Without a word, he walked to the door, nodded to the guards, and waited until they stepped out. Once the room sealed shut behind them, he slammed his fist onto the table.

The sound cracked through the air. Files scattered. A tablet skidded to the floor, but he didn’t reach for it. His jaw clenched tight, and his eyes had the same vacant glassiness I remembered from the Council vote, the one where Jenny almost didn’t speak to him. Then he turned and walked out.

I sat there a moment longer, staring at the numbers still crawling across the screen. My chest tightened. I knew that feeling, the one where everything starts to slip, and you’re just standing there, pretending it isn’t. I stood and followed him.
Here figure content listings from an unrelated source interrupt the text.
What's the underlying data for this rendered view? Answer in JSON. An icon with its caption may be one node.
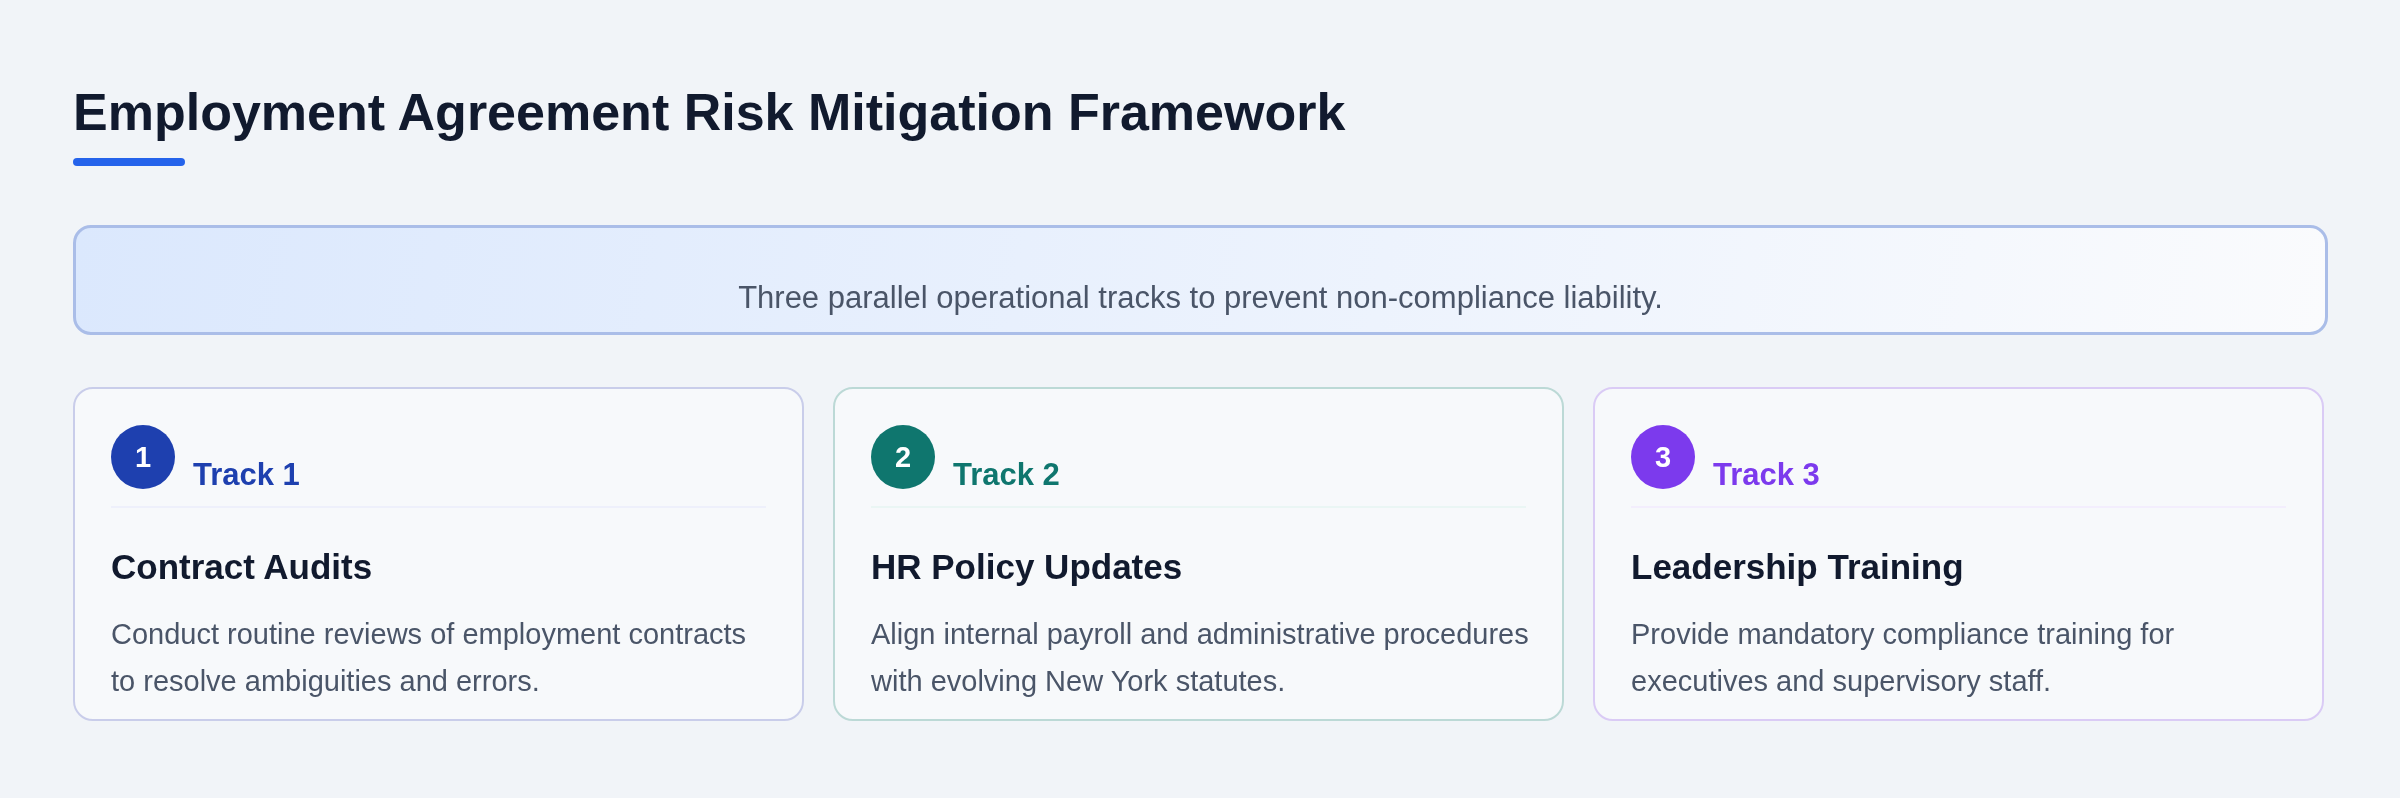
{
  "diagram": {
    "title": "Employment Agreement Risk Mitigation Framework",
    "nodes": [
      {
        "text": [
          "Three parallel operational tracks to prevent non-compliance liability."
        ]
      },
      {
        "text": [
          "Track 1",
          "Contract Audits",
          "Conduct routine reviews of employment contracts to resolve ambiguities and errors."
        ]
      },
      {
        "text": [
          "1"
        ],
        "in": 1
      },
      {
        "text": [
          "Track 2",
          "HR Policy Updates",
          "Align internal payroll and administrative procedures with evolving New York statutes."
        ]
      },
      {
        "text": [
          "2"
        ],
        "in": 3
      },
      {
        "text": [
          "Track 3",
          "Leadership Training",
          "Provide mandatory compliance training for executives and supervisory staff."
        ]
      },
      {
        "text": [
          "3"
        ],
        "in": 5
      }
    ]
  }
}
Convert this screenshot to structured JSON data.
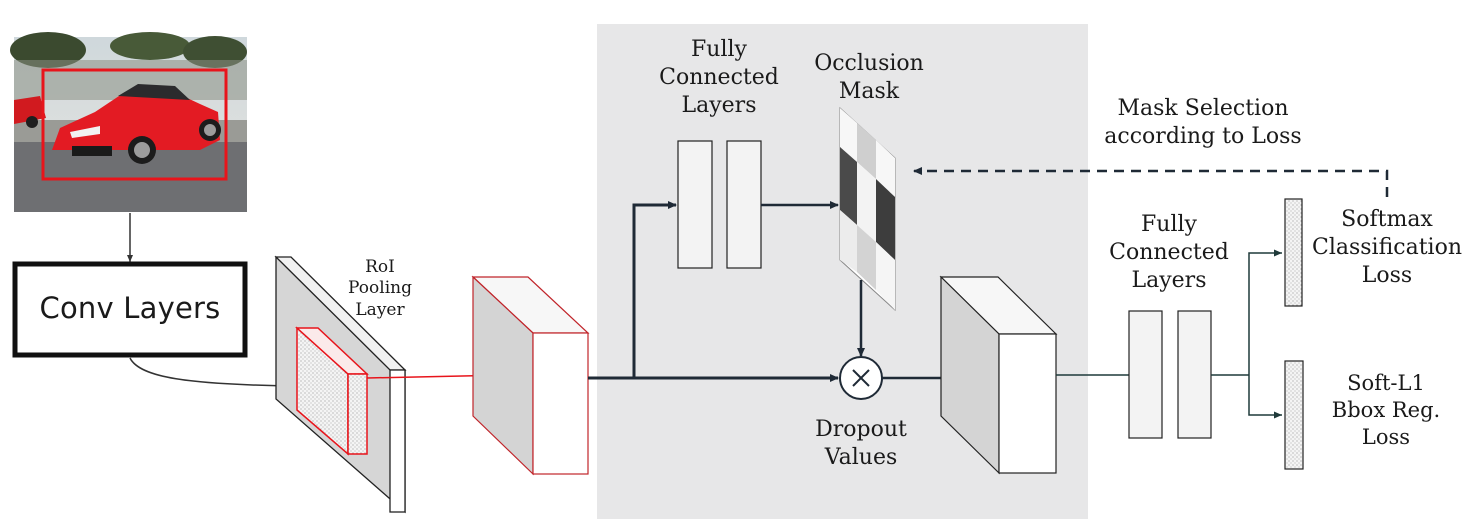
{
  "labels": {
    "conv_layers": "Conv Layers",
    "roi_pooling": [
      "RoI",
      "Pooling",
      "Layer"
    ],
    "fc_top": [
      "Fully",
      "Connected",
      "Layers"
    ],
    "occlusion_mask": [
      "Occlusion",
      "Mask"
    ],
    "mask_selection": [
      "Mask Selection",
      "according to Loss"
    ],
    "dropout_values": [
      "Dropout",
      "Values"
    ],
    "fc_right": [
      "Fully",
      "Connected",
      "Layers"
    ],
    "softmax_loss": [
      "Softmax",
      "Classification",
      "Loss"
    ],
    "bbox_loss": [
      "Soft-L1",
      "Bbox Reg.",
      "Loss"
    ]
  },
  "icons": {
    "multiply": "multiply-icon"
  },
  "colors": {
    "panel": "#e7e7e8",
    "highlight": "#e8141b",
    "line": "#1f2a36",
    "box_border": "#111111"
  }
}
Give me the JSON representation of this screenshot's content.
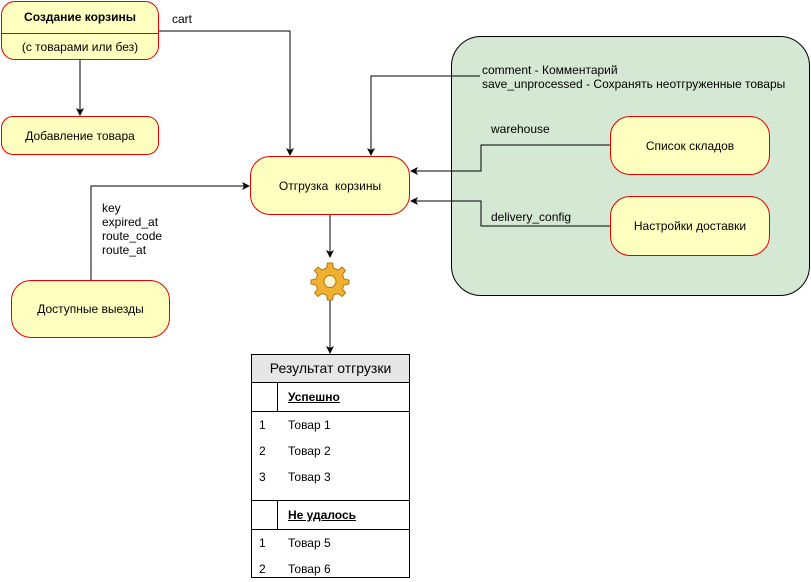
{
  "nodes": {
    "create_cart": {
      "title": "Создание корзины",
      "subtitle": "(с товарами или без)"
    },
    "add_item": "Добавление товара",
    "ship_cart": "Отгрузка  корзины",
    "available_exits": "Доступные выезды",
    "warehouse_list": "Список складов",
    "delivery_settings": "Настройки доставки"
  },
  "edge_labels": {
    "cart": "cart",
    "comment": "comment - Комментарий",
    "save_unprocessed": "save_unprocessed - Сохранять неотгруженные товары",
    "warehouse": "warehouse",
    "delivery_config": "delivery_config",
    "exit_fields": [
      "key",
      "expired_at",
      "route_code",
      "route_at"
    ]
  },
  "result": {
    "title": "Результат отгрузки",
    "success": {
      "caption": "Успешно",
      "rows": [
        {
          "num": "1",
          "item": "Товар 1"
        },
        {
          "num": "2",
          "item": "Товар 2"
        },
        {
          "num": "3",
          "item": "Товар 3"
        }
      ]
    },
    "failed": {
      "caption": "Не удалось",
      "rows": [
        {
          "num": "1",
          "item": "Товар 5"
        },
        {
          "num": "2",
          "item": "Товар 6"
        }
      ]
    }
  },
  "icons": {
    "process": "gear-icon"
  },
  "colors": {
    "node_fill": "#ffffc0",
    "node_border": "#e00000",
    "group_fill": "#d5e8d4",
    "gear": "#f0b030"
  }
}
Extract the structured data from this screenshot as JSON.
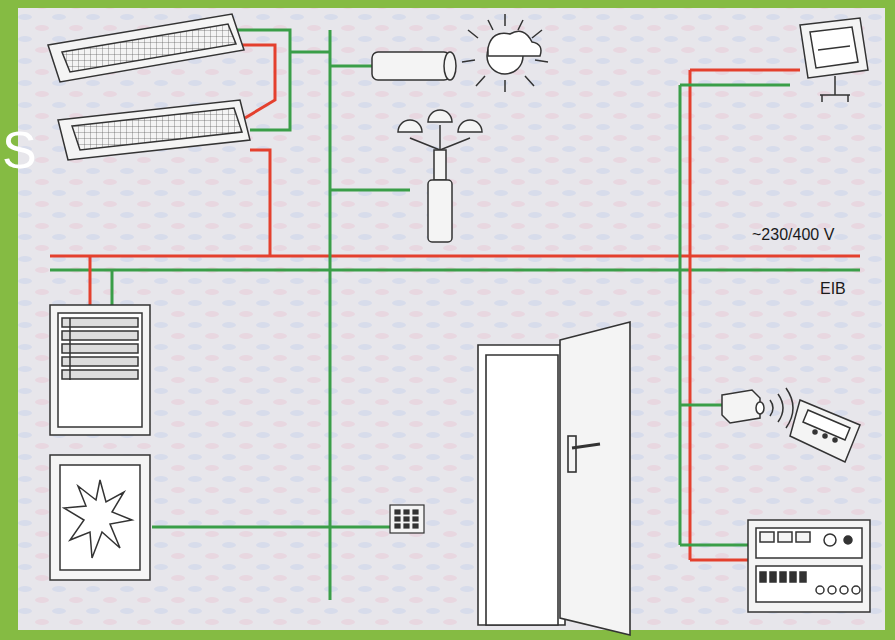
{
  "diagram": {
    "labels": [
      "~230/400 V",
      "EIB",
      "S"
    ]
  }
}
I found him at the north stairwell, near the open balcony door. Cold air spilled in. I was about to call his name when another voice cut through the dark.

"They’re catching the chips."

I froze. It was David.

I edged closer, careful not to make a sound. His voice was clipped and irritated.

"They found what we wanted them to. The primary bait, just enough tampering to draw their attention and make them think they caught the worst of it. Meanwhile, we used that window to inject false signals into the coastal relays and route backups through controlled servers. That gave us the buffer time we needed. If the jammers hold another hour, the eastern corridor collapses, the numbers flip, and by the time they realize what happened, it's already certified. They’ll scramble, try to reroute, scream about interference, but it won’t matter. It’ll be too late to unwind it cleanly."

A second voice responded, muffled, indistinct. David answered quickly.

"No. Don’t touch the backups. Let them feel clever. If they act too soon, it’ll just look desperate."

My stomach turned. The heat rose in my face, and my hands curled into fists at my sides. I saw Richard shift forward, ready to charge, and I moved before he could.

I caught his arm. "Don’t."

He turned, already bracing to argue, but I didn’t let him.

"You go in there now, it turns into a spectacle. We need records or timestamps. Something real they can’t spin to their advantage."

He hesitated. His jaw tensed like he was chewing the urge to fight. Then he stopped.

I stepped a little closer. The wind was cold, and the tip of my nose had gone numb. Richard still hadn’t looked at me, but I could feel the rage rolling off him like heat from a cracked engine.

Below us, the square lit up in flickers and cheers, the sound of celebration humming beneath everything like it belonged to another world. I looked down at the lights and thought of every person we’d told to trust the system. Every precinct that had handed their vote over and gone to bed hoping they mattered.

And I thought of the way David said it: Let them think they won something.

That wasn’t just manipulation. That was cruelty.

They were tampering with votes, not with arguments or scare tactics, but through embedded devices, signal hacks, and forged packet chains. We had heard it firsthand.

Now we had to prove it. Because if we didn’t, it wouldn’t matter what the truth was. No one would ever see it.